BEcause it's a well known fact for years now that blank slate characters and voice acting don't mix.
In theory they do, just in practice it's impossible. I'm sure that even you would enjoy voice acted character more if you had an option of voice with the right personality for every character you came up with, and voice acting would not reduce the number of available dialogue options.
That would just be a 500+gb game with insane development costs.
I think that our main disagreement here with people that like voiced PC is that we like to play unconventional characters while they like to play "Tav" so it's much easier to satisfy them with a voice.

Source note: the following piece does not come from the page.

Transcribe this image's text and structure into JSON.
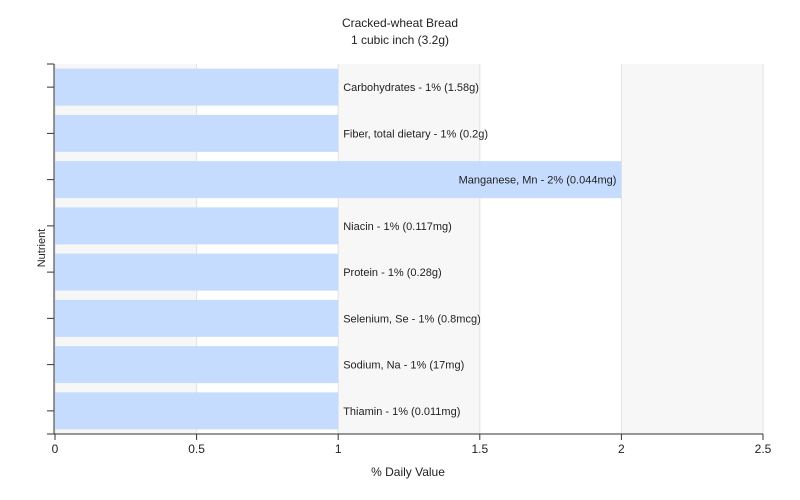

I'm not sure I agree. I have a very active imagination, personally, and love characterization, so unconventional characters come naturally to me. While my character may be named Tav, she's still unique in various ways within my head, and voice acting will not change that. I just fill in the blanks, create explanations for why she would do or say x. It's something I've done with all games with a protagonist, voiced or otherwise, and it's not particularly hard to do without straying at all from my character, with rare exceptions where the only options are those that my character would
never consider doing, which happens just as often with "silent" protagonists as it does with voiced ones in my personal experience. Usually the biggest stretch I have to go with is "It's the right thing to do," or "it's for the greater good," but most of the time it just flows naturally for me as the options make sense with the character, though this may just be because I have a strong streak of making chaotic good characters unless I need a villain (and I don't like playing as the villain, personally, outside of villain protagonist games like War For The Overworld).

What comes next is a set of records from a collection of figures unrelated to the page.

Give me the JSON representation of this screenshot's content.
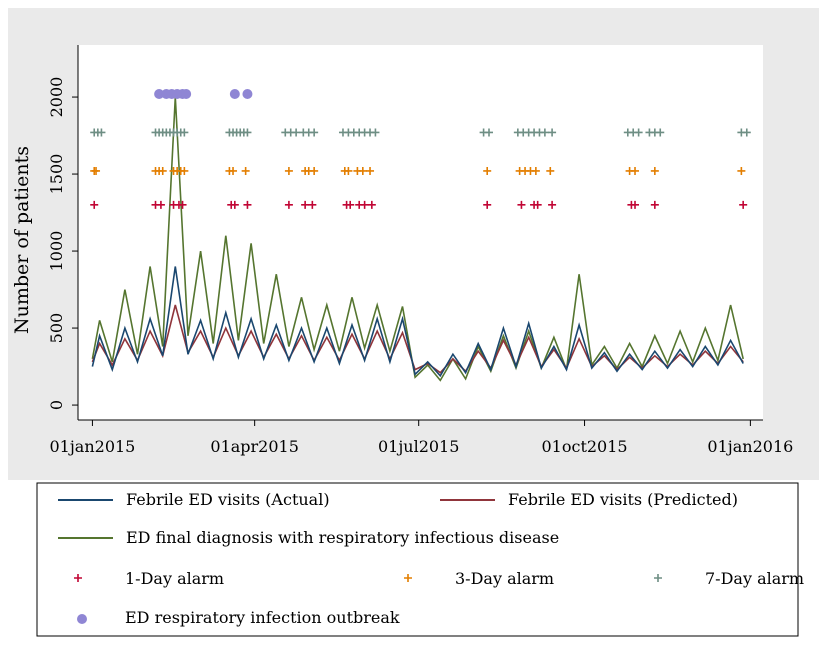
{
  "chart_data": {
    "type": "line",
    "y_label": "Number of patients",
    "xlim": [
      "2014-12-24",
      "2016-01-08"
    ],
    "xticks": [
      {
        "value": "2015-01-01",
        "label": "01jan2015"
      },
      {
        "value": "2015-04-01",
        "label": "01apr2015"
      },
      {
        "value": "2015-07-01",
        "label": "01jul2015"
      },
      {
        "value": "2015-10-01",
        "label": "01oct2015"
      },
      {
        "value": "2016-01-01",
        "label": "01jan2016"
      }
    ],
    "ylim": [
      -97,
      2338
    ],
    "yticks": [
      0,
      500,
      1000,
      1500,
      2000
    ],
    "x": [
      "2015-01-01",
      "2015-01-05",
      "2015-01-12",
      "2015-01-19",
      "2015-01-26",
      "2015-02-02",
      "2015-02-09",
      "2015-02-16",
      "2015-02-23",
      "2015-03-02",
      "2015-03-09",
      "2015-03-16",
      "2015-03-23",
      "2015-03-30",
      "2015-04-06",
      "2015-04-13",
      "2015-04-20",
      "2015-04-27",
      "2015-05-04",
      "2015-05-11",
      "2015-05-18",
      "2015-05-25",
      "2015-06-01",
      "2015-06-08",
      "2015-06-15",
      "2015-06-22",
      "2015-06-29",
      "2015-07-06",
      "2015-07-13",
      "2015-07-20",
      "2015-07-27",
      "2015-08-03",
      "2015-08-10",
      "2015-08-17",
      "2015-08-24",
      "2015-08-31",
      "2015-09-07",
      "2015-09-14",
      "2015-09-21",
      "2015-09-28",
      "2015-10-05",
      "2015-10-12",
      "2015-10-19",
      "2015-10-26",
      "2015-11-02",
      "2015-11-09",
      "2015-11-16",
      "2015-11-23",
      "2015-11-30",
      "2015-12-07",
      "2015-12-14",
      "2015-12-21",
      "2015-12-28"
    ],
    "series": [
      {
        "name": "Febrile ED visits (Actual)",
        "color": "#1a476f",
        "marker": "line",
        "values": [
          250,
          450,
          230,
          500,
          280,
          560,
          320,
          900,
          330,
          550,
          300,
          600,
          310,
          560,
          300,
          520,
          290,
          500,
          280,
          500,
          270,
          520,
          290,
          560,
          280,
          560,
          200,
          280,
          190,
          330,
          210,
          400,
          230,
          500,
          250,
          530,
          240,
          380,
          230,
          520,
          240,
          340,
          220,
          330,
          230,
          350,
          240,
          360,
          250,
          380,
          260,
          420,
          270
        ]
      },
      {
        "name": "Febrile ED visits (Predicted)",
        "color": "#90353b",
        "marker": "line",
        "values": [
          280,
          400,
          260,
          430,
          290,
          480,
          320,
          650,
          340,
          480,
          310,
          500,
          320,
          480,
          310,
          460,
          300,
          450,
          290,
          440,
          290,
          460,
          300,
          480,
          300,
          470,
          230,
          270,
          210,
          300,
          220,
          350,
          240,
          420,
          260,
          440,
          250,
          360,
          240,
          430,
          250,
          320,
          230,
          310,
          240,
          320,
          250,
          330,
          260,
          350,
          270,
          380,
          280
        ]
      },
      {
        "name": "ED final diagnosis with respiratory infectious disease",
        "color": "#55752f",
        "marker": "line",
        "values": [
          300,
          550,
          280,
          750,
          330,
          900,
          380,
          2000,
          450,
          1000,
          400,
          1100,
          420,
          1050,
          400,
          850,
          380,
          700,
          360,
          650,
          350,
          700,
          370,
          650,
          350,
          640,
          180,
          260,
          160,
          300,
          170,
          380,
          220,
          450,
          240,
          480,
          240,
          440,
          230,
          850,
          260,
          380,
          240,
          400,
          250,
          450,
          270,
          480,
          280,
          500,
          290,
          650,
          300
        ]
      },
      {
        "name": "1-Day alarm",
        "color": "#c10534",
        "marker": "plus",
        "x": [
          "2015-01-02",
          "2015-02-05",
          "2015-02-08",
          "2015-02-15",
          "2015-02-18",
          "2015-02-20",
          "2015-03-19",
          "2015-03-21",
          "2015-03-28",
          "2015-04-20",
          "2015-04-29",
          "2015-05-03",
          "2015-05-22",
          "2015-05-24",
          "2015-05-29",
          "2015-06-01",
          "2015-06-05",
          "2015-08-08",
          "2015-08-27",
          "2015-09-03",
          "2015-09-05",
          "2015-09-13",
          "2015-10-27",
          "2015-10-29",
          "2015-11-09",
          "2015-12-28"
        ],
        "values": [
          1300,
          1300,
          1300,
          1300,
          1300,
          1300,
          1300,
          1300,
          1300,
          1300,
          1300,
          1300,
          1300,
          1300,
          1300,
          1300,
          1300,
          1300,
          1300,
          1300,
          1300,
          1300,
          1300,
          1300,
          1300,
          1300
        ]
      },
      {
        "name": "3-Day alarm",
        "color": "#e37e00",
        "marker": "plus",
        "x": [
          "2015-01-02",
          "2015-01-03",
          "2015-02-05",
          "2015-02-07",
          "2015-02-09",
          "2015-02-15",
          "2015-02-17",
          "2015-02-19",
          "2015-02-21",
          "2015-03-18",
          "2015-03-20",
          "2015-03-27",
          "2015-04-20",
          "2015-04-29",
          "2015-05-01",
          "2015-05-04",
          "2015-05-21",
          "2015-05-23",
          "2015-05-28",
          "2015-05-31",
          "2015-06-04",
          "2015-08-08",
          "2015-08-26",
          "2015-08-29",
          "2015-09-01",
          "2015-09-04",
          "2015-09-12",
          "2015-10-26",
          "2015-10-29",
          "2015-11-09",
          "2015-12-27"
        ],
        "values": [
          1520,
          1520,
          1520,
          1520,
          1520,
          1520,
          1520,
          1520,
          1520,
          1520,
          1520,
          1520,
          1520,
          1520,
          1520,
          1520,
          1520,
          1520,
          1520,
          1520,
          1520,
          1520,
          1520,
          1520,
          1520,
          1520,
          1520,
          1520,
          1520,
          1520,
          1520
        ]
      },
      {
        "name": "7-Day alarm",
        "color": "#6e8e84",
        "marker": "plus",
        "x": [
          "2015-01-02",
          "2015-01-04",
          "2015-01-06",
          "2015-02-05",
          "2015-02-07",
          "2015-02-09",
          "2015-02-11",
          "2015-02-13",
          "2015-02-15",
          "2015-02-17",
          "2015-02-19",
          "2015-02-21",
          "2015-03-18",
          "2015-03-20",
          "2015-03-22",
          "2015-03-24",
          "2015-03-26",
          "2015-03-28",
          "2015-04-18",
          "2015-04-21",
          "2015-04-24",
          "2015-04-28",
          "2015-05-01",
          "2015-05-04",
          "2015-05-20",
          "2015-05-23",
          "2015-05-26",
          "2015-05-29",
          "2015-06-01",
          "2015-06-04",
          "2015-06-07",
          "2015-08-06",
          "2015-08-09",
          "2015-08-25",
          "2015-08-28",
          "2015-08-31",
          "2015-09-03",
          "2015-09-06",
          "2015-09-09",
          "2015-09-13",
          "2015-10-25",
          "2015-10-28",
          "2015-10-31",
          "2015-11-06",
          "2015-11-09",
          "2015-11-12",
          "2015-12-27",
          "2015-12-30"
        ],
        "values": [
          1770,
          1770,
          1770,
          1770,
          1770,
          1770,
          1770,
          1770,
          1770,
          1770,
          1770,
          1770,
          1770,
          1770,
          1770,
          1770,
          1770,
          1770,
          1770,
          1770,
          1770,
          1770,
          1770,
          1770,
          1770,
          1770,
          1770,
          1770,
          1770,
          1770,
          1770,
          1770,
          1770,
          1770,
          1770,
          1770,
          1770,
          1770,
          1770,
          1770,
          1770,
          1770,
          1770,
          1770,
          1770,
          1770,
          1770,
          1770
        ]
      },
      {
        "name": "ED respiratory infection outbreak",
        "color": "#8f86d4",
        "marker": "circle",
        "x": [
          "2015-02-07",
          "2015-02-11",
          "2015-02-14",
          "2015-02-17",
          "2015-02-20",
          "2015-02-22",
          "2015-03-21",
          "2015-03-28"
        ],
        "values": [
          2020,
          2020,
          2020,
          2020,
          2020,
          2020,
          2020,
          2020
        ]
      }
    ]
  }
}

(As a side note, I think voice acting only limits character statements somewhat compared to text based, which still has the constraints of only allowing what the devs come up with for the character, meaning you can still end up with situations where your character has only choices s/he would never do the way you imagined them, voicing just tends to reduce the number of options available). Again, all personal opinion.
Also, text based on both sides (to go to the opposite extreme, not to argue against anyone at all, I just feel like ranting a bit about dialogue I don't like) tends to end up with rather wooden sounding dialogue that goes on and on, which is why I write with a text-to-speech program going, to catch the wooden, awkward phrasings that look fine on paper.
The whole voice not matching the character thing (ie a black man with a white man's voice) that was mentioned either here or elsewhere is a valid criticism, however.